São Paulo, 02 (AE) - A Tafisa, do Grupo Sonae, está investindo US$ 25 milhões na ampliação da fábrica inaugurada em fevereiro no Paraná. Essa unidade vai produzir, a partir de setembro, um piso à base de MDF (uma chapa nobre feita de madeira reflorestada, com a mesma resistência de madeira maciça). Por enquanto a empresa está testando o mercado brasileiro importando o produto da Europa. "A aceitação foi muito boa", diz o diretor geral da empresa, Edson Ungarelli.
A instalação da fábrica teve investimento de US$ 150 milhões, e é a mais moderna da América do Sul, para produção de MDF e aglomerado de madeira.

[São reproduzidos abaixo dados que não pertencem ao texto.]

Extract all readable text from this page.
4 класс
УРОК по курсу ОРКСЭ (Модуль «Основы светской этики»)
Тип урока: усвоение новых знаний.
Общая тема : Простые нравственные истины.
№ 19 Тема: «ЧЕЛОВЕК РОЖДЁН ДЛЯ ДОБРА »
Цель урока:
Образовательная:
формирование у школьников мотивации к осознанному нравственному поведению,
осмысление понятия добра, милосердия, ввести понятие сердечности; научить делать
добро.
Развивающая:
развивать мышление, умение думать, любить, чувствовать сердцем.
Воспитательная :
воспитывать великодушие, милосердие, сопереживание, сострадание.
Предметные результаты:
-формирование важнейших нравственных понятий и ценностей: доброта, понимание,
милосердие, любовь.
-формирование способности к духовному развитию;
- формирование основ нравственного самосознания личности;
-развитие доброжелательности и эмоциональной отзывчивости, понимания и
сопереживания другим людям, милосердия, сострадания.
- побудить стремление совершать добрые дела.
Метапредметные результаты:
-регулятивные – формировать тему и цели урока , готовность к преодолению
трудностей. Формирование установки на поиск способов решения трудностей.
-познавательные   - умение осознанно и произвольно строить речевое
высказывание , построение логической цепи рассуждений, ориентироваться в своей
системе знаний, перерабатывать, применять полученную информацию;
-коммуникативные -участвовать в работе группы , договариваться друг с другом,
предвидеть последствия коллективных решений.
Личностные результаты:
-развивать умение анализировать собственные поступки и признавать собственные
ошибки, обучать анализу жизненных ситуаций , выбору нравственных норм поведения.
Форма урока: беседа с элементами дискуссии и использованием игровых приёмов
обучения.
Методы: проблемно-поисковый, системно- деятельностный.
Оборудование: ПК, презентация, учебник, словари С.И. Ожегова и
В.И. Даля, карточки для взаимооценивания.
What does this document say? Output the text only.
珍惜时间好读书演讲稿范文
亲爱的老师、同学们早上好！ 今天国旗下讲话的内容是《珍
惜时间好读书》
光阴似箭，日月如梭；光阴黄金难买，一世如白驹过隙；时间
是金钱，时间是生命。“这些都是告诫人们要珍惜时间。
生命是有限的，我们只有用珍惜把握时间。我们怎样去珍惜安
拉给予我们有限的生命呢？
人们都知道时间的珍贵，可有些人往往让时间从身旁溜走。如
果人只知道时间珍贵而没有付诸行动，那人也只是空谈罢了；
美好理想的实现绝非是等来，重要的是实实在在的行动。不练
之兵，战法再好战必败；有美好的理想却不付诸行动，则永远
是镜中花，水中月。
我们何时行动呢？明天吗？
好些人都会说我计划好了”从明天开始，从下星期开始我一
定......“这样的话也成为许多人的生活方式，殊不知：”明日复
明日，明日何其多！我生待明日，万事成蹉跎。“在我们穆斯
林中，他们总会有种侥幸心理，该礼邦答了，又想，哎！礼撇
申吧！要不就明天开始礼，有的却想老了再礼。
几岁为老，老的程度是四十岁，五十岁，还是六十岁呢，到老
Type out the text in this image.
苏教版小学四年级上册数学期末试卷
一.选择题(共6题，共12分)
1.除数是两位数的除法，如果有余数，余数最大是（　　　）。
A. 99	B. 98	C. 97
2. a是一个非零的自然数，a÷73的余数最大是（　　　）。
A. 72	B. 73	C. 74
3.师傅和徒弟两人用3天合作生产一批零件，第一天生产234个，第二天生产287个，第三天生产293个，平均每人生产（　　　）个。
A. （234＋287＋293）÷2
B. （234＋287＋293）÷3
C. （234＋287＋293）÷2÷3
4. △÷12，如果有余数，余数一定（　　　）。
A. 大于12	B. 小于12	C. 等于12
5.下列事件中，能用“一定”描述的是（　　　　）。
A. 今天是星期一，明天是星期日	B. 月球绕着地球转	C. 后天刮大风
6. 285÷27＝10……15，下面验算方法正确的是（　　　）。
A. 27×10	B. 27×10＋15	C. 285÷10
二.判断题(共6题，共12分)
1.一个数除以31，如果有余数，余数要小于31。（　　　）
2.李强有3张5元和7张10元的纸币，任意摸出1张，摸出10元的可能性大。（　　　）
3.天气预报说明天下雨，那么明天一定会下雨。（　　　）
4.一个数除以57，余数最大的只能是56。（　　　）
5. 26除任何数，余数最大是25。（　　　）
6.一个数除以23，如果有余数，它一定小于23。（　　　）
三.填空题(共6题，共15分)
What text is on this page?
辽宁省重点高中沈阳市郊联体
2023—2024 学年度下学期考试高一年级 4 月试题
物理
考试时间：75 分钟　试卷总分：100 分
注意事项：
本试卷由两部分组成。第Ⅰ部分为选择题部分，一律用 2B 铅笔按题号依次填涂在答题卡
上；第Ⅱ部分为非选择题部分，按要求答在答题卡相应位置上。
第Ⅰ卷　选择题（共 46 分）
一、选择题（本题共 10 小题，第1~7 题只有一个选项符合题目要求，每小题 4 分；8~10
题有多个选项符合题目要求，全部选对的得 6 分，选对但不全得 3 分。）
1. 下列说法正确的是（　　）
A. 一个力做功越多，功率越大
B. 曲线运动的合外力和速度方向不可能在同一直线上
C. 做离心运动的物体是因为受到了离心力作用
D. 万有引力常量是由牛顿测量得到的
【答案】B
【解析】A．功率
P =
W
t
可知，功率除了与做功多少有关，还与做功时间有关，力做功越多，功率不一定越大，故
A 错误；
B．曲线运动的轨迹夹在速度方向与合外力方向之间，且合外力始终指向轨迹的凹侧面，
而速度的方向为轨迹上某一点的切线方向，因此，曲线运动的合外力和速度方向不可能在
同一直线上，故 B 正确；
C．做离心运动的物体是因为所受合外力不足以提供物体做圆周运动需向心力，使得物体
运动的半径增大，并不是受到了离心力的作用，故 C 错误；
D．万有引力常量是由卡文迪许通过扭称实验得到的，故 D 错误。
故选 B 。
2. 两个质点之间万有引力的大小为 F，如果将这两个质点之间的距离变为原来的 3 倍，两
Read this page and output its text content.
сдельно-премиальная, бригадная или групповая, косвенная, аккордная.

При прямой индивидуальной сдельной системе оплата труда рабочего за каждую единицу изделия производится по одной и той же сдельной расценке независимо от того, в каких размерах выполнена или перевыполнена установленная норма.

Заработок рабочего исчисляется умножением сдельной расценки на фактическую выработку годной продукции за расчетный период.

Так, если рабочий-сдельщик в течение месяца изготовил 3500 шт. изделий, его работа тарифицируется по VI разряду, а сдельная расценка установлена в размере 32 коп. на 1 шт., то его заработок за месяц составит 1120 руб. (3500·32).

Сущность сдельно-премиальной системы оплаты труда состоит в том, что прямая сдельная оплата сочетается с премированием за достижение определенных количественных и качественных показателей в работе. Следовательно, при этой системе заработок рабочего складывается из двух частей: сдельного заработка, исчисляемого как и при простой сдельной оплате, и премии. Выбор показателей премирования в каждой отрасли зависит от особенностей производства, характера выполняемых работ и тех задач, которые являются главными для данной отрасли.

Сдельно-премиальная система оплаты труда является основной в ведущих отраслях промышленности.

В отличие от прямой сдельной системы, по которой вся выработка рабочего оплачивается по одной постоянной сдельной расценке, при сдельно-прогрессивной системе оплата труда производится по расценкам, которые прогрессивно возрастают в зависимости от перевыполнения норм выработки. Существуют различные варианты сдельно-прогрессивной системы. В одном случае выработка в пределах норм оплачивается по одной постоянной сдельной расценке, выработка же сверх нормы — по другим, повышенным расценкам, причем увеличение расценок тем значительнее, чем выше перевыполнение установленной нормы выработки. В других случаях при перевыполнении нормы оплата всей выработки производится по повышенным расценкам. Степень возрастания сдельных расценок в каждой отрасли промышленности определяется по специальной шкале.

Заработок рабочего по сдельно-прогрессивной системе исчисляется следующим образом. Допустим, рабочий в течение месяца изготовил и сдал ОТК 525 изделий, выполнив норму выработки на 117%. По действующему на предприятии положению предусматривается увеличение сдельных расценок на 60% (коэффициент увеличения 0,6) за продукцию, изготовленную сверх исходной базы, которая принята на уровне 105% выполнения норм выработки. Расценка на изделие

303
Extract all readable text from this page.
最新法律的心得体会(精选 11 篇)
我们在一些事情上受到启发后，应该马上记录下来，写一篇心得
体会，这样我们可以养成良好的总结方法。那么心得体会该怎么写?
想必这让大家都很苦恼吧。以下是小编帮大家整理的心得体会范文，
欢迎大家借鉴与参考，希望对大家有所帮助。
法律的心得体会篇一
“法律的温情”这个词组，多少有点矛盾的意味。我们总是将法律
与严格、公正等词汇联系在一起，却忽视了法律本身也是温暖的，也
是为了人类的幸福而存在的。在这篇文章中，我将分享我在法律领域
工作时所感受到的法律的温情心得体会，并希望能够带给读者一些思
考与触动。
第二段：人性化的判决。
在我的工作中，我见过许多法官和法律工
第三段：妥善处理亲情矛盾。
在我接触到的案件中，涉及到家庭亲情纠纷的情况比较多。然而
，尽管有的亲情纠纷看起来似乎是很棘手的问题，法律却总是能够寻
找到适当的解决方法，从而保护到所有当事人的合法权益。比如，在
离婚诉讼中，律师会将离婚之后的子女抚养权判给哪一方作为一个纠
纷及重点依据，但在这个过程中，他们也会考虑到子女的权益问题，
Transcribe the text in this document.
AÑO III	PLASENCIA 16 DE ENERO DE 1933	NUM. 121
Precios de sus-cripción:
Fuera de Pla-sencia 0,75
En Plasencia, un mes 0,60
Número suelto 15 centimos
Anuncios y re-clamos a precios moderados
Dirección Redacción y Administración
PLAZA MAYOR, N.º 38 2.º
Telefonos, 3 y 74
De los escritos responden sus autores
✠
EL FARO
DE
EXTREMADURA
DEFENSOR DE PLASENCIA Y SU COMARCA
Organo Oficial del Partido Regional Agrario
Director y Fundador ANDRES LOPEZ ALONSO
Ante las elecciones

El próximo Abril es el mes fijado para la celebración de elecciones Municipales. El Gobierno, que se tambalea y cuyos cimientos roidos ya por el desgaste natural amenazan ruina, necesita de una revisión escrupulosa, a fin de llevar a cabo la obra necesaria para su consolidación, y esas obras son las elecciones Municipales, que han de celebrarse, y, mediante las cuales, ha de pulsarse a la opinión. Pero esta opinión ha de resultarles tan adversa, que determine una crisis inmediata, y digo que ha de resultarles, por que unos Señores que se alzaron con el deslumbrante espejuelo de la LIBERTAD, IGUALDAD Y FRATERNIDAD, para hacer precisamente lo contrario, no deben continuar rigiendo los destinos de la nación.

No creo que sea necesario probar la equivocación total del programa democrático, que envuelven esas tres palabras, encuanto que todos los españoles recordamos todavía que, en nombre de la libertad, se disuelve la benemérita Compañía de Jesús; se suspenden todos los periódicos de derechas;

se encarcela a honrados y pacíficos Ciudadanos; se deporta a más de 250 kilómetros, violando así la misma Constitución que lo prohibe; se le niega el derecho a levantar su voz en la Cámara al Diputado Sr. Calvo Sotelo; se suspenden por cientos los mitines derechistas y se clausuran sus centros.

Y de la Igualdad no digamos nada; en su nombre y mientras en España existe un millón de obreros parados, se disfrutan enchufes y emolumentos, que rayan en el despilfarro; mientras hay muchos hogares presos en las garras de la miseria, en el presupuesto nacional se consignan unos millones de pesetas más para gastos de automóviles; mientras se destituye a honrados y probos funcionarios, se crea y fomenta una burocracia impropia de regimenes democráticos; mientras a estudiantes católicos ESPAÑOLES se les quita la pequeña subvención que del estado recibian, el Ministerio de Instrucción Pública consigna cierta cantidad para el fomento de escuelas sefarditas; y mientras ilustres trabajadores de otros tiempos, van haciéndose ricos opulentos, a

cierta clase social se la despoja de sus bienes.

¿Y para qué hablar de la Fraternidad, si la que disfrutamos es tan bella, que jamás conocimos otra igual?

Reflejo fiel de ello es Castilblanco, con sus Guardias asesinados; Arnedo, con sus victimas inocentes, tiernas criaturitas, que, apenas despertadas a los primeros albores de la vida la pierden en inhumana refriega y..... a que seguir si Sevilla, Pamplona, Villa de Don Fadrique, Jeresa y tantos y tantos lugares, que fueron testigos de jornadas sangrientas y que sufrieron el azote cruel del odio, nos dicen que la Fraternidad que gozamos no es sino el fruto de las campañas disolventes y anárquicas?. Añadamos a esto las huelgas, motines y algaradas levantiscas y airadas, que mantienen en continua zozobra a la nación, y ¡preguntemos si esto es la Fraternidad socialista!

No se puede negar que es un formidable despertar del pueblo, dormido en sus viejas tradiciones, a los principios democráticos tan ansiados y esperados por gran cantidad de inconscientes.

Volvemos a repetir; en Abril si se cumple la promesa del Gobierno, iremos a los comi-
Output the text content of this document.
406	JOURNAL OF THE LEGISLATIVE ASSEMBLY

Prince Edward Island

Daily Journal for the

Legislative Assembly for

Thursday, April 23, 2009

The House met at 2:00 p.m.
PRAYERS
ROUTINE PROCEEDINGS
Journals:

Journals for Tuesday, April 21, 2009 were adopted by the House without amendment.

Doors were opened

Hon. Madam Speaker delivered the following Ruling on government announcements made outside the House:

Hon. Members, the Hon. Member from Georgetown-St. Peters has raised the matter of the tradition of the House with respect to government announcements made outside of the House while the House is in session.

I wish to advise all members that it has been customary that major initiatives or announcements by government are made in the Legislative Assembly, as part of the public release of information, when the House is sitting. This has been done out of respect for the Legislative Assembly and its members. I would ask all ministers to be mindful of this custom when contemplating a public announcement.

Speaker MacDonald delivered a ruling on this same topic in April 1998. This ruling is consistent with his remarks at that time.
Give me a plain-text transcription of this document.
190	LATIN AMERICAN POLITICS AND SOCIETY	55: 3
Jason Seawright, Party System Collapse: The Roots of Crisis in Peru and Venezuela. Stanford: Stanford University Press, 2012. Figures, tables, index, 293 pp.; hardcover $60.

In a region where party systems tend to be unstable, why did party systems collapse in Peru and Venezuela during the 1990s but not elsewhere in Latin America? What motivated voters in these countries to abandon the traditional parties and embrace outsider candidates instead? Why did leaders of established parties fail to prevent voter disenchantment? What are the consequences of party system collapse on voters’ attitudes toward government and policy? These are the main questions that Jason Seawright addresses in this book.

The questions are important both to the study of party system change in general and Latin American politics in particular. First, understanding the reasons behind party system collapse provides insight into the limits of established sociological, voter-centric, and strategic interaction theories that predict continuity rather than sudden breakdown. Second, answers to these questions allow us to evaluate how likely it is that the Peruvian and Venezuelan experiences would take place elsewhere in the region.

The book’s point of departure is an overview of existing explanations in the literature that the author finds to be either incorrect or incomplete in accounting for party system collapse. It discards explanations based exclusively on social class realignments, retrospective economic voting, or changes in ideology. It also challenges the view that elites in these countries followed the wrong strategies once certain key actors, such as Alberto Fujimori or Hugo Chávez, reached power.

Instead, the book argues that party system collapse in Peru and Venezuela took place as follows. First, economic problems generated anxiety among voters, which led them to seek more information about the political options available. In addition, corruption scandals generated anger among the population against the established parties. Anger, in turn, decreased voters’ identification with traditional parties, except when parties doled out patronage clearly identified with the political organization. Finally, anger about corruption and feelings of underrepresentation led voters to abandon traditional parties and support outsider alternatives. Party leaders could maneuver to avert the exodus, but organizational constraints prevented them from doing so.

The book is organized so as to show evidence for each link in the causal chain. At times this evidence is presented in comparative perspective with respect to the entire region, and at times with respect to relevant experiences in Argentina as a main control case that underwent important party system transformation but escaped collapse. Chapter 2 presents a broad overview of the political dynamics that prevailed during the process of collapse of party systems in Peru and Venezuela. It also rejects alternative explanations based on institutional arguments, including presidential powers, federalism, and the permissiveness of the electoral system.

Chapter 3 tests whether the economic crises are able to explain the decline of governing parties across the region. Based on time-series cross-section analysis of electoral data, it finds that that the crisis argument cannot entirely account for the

A previsão de faturamento, no primeiro ano, é de US$ 100 milhões, dos quais 15% estão sendo exportados principalmente para Argentina e Uruguai.
A Tafisa está participando da Fenavem 99, que começou hoje com a participação de 308 empresas, das quais 10% estrangeiras, e previsão de movimentar US$ 150 milhões, o equivalente a 45 a 50 dias de produção das empresas. Os fabricantes de móveis também querem aumentar a participação do produto brasileiro no mercado externo. A Associação Brasileira da Indústria de Móvel (Abimóvel) estima que as exportações devem saltar dos US$ 450 milhões atuais para US$ 1,8 bilhão em 2002.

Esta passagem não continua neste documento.